The fire engine used by Labour's Napier candidate, Stuart Nash, is the latest political prop to come under attack from vandals.
Candidates are used to their billboards being attacked and say the current round of vandalism appears to be the work of people "with nothing better to do" rather than political opponents.
Mr Nash said his fire engine was spray-painted with profanities on Tuesday night.
"I've just been down to the guys who do all our sign-writing and they gave me some of the sort of [paint removal] stuff that melts metal and I managed to get it off but it's very disappointing because none of us have time for this," he said.
"I know it's not the Nats doing this and the Nats know it's not Labour [vandalising their signs]. It's just hoons with nothing better to do." He said National and Labour's Napier campaign teams had an agreement to let each other know when they spotted damaged signs, because neither wanted to make the "visual pollution" of campaign hoardings appear worse than it needed to.

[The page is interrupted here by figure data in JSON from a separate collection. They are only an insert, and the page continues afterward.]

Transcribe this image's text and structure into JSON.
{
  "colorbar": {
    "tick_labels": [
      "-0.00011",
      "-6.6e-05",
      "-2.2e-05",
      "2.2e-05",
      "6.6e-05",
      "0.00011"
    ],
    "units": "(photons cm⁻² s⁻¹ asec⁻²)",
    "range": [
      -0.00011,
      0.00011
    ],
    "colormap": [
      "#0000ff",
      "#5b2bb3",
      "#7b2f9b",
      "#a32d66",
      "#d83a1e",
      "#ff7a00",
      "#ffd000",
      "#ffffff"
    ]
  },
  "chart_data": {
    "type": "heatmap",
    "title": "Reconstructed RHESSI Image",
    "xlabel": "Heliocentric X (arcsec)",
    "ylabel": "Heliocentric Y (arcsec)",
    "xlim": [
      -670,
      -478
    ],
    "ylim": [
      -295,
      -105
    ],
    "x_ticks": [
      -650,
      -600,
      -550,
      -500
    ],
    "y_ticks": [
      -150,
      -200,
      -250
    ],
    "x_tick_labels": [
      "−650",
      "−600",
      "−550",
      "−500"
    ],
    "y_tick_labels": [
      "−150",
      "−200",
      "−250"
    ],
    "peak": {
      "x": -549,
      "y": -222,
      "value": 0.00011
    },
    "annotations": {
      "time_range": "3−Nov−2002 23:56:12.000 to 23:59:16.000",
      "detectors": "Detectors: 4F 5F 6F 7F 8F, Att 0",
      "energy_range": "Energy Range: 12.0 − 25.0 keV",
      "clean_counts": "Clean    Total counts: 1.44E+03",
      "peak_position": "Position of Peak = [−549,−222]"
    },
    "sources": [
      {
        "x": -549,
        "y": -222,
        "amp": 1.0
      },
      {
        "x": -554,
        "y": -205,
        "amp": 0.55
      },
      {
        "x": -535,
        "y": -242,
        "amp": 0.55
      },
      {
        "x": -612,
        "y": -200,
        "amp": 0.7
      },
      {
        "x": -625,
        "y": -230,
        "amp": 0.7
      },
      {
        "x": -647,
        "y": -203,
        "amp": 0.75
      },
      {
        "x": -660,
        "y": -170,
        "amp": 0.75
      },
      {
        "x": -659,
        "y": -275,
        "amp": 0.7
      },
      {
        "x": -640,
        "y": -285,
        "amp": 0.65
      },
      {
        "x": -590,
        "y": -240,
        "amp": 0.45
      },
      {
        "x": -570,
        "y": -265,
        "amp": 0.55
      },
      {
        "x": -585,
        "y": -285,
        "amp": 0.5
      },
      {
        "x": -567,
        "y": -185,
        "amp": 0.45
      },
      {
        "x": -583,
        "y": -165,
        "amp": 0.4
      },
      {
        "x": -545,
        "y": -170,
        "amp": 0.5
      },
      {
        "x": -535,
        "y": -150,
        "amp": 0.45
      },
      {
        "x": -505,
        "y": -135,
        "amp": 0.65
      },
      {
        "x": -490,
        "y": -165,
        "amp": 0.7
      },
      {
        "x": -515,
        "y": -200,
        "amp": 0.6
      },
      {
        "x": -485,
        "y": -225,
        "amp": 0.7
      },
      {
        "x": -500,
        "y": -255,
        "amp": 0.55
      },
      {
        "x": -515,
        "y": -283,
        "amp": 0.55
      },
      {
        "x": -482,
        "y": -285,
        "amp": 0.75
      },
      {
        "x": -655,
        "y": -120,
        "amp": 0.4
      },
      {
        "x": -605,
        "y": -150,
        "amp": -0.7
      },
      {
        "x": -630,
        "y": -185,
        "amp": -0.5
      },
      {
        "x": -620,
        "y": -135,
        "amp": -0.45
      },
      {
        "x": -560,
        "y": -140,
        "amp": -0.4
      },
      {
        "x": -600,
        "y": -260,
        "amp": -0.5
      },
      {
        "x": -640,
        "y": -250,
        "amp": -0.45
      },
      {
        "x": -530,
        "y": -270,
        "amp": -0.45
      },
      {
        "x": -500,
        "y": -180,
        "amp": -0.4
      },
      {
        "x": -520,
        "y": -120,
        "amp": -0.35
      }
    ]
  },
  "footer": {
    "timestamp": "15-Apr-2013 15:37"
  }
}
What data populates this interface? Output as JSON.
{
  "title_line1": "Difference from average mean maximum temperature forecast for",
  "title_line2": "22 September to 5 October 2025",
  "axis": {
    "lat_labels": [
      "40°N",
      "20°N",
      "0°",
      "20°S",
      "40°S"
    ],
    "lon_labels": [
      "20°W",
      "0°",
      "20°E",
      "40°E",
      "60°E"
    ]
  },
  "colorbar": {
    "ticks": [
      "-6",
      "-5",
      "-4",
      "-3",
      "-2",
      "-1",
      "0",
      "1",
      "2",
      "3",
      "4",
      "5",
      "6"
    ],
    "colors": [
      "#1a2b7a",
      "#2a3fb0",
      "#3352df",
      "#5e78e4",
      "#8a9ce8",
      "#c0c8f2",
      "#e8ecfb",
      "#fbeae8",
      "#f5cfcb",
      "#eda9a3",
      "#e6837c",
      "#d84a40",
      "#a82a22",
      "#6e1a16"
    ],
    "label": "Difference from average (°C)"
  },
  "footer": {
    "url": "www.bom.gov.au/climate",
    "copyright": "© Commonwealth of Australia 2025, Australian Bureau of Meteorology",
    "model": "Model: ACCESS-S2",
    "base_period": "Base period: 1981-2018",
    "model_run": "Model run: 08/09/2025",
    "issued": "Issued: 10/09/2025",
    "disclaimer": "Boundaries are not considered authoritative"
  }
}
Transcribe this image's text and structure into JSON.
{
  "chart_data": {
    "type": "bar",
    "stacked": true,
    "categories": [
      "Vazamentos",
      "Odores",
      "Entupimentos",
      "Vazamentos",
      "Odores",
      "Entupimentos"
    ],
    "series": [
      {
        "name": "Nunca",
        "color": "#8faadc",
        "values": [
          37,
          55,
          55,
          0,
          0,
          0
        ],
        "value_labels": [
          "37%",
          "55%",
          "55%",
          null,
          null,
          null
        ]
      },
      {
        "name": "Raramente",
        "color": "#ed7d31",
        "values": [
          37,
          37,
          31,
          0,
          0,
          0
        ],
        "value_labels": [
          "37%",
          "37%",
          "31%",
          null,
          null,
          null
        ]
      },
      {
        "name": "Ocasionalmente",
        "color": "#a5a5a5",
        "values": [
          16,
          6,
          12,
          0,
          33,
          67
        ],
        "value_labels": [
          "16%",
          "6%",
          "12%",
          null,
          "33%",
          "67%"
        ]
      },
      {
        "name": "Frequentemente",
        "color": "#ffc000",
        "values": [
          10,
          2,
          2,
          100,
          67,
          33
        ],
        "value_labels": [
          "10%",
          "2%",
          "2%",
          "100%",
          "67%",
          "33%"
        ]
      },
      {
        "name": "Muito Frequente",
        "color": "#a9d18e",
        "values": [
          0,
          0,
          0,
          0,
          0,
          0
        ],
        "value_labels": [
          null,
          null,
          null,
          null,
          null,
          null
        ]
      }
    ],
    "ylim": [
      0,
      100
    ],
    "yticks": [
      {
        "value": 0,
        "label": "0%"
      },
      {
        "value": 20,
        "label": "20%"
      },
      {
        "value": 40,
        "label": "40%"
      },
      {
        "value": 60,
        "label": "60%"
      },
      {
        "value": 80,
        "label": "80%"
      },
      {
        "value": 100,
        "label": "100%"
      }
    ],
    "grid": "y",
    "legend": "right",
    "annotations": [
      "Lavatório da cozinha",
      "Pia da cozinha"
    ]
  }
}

National Tukituki MP Craig Foss said while some attacks against his signs in past campaigns had been politically motivated "mostly it's incompetent fools with nothing better to do".
National's Napier candidate, Wayne Walford, said his signage had been attacked and his campaign team worked hard to remove graffiti as soon as possible.
The fact that fences and letterboxes in the vicinity of signs were spray-painted at the same time suggested "it's just people wandering around with a spray can and not very much to do," he said.
"I don't think it's a targeted campaign, I think it's just opportunists with a spray can."
Tukituki Labour candidate Anna Lorck said she had only had one sign defaced so far and she had been able to clean it up with turpentine.
Same again, says council, on election hoardings
The Hastings District Council is sticking to the same campaign billboard rules it applied at the last election - despite a short-lived attempt to cut back the amount of political signage in the district this time around, Mayor Lawrence Yule says.
Labour's Tukituki candidate, Anna Lorck, said she took down one of her hoardings in Havelock Rd yesterday after being told it breached council rules restricting the total area for signage allowed on a single property.
The call came after council staff had been out measuring signs.
But Ms Lorck was back at the site putting the sign up again last night after Mr Yule confirmed the district would be consistent with the policy it applied in the 2011 general election and again during last year's local government elections.
The Hastings district plan stipulates that only three square metres of signage, visible in any one direction, is permitted per property during an election campaign, but over the past three years that rule had been interpreted as meaning three square metres per candidate, Mr Yule said.
The "per candidate" dispensation would be applied again this year on the basis that the rules were due to be reviewed in the near future, he said.
"We're giving that dispensation because that's what we did at the last central government election and at last year's local government election. [The dispensation is] on the basis that the signage rules are being reviewed in hearings for our district plan later this year.
"Generally we want to adopt a pretty liberal approach to election signage on the basis that it is part of democracy, they are only up for a three-month period and it is easy for the council to get embroiled in political conflict when we've actually got better things to do with our time."
Ms Lorck said the council had found a "reasoned way" through the issue.
Her political rival in Tukituki, National MP Craig Foss, agreed with Mr Yule's observation that councils had better things to do.
"Hastings District Council have certainly got their clipboards and tape measures out and are working hard. They are entitled to do that although it does seem a wee bit curious," he said.
"Once everything settles down I may make a submission to the rules reduction taskforce announced by [Local Government Minister] Paula Bennett yesterday.
"The rules are the rules and I don't think anyone goes out deliberately to break any rules - but sometimes they are hard to interpret."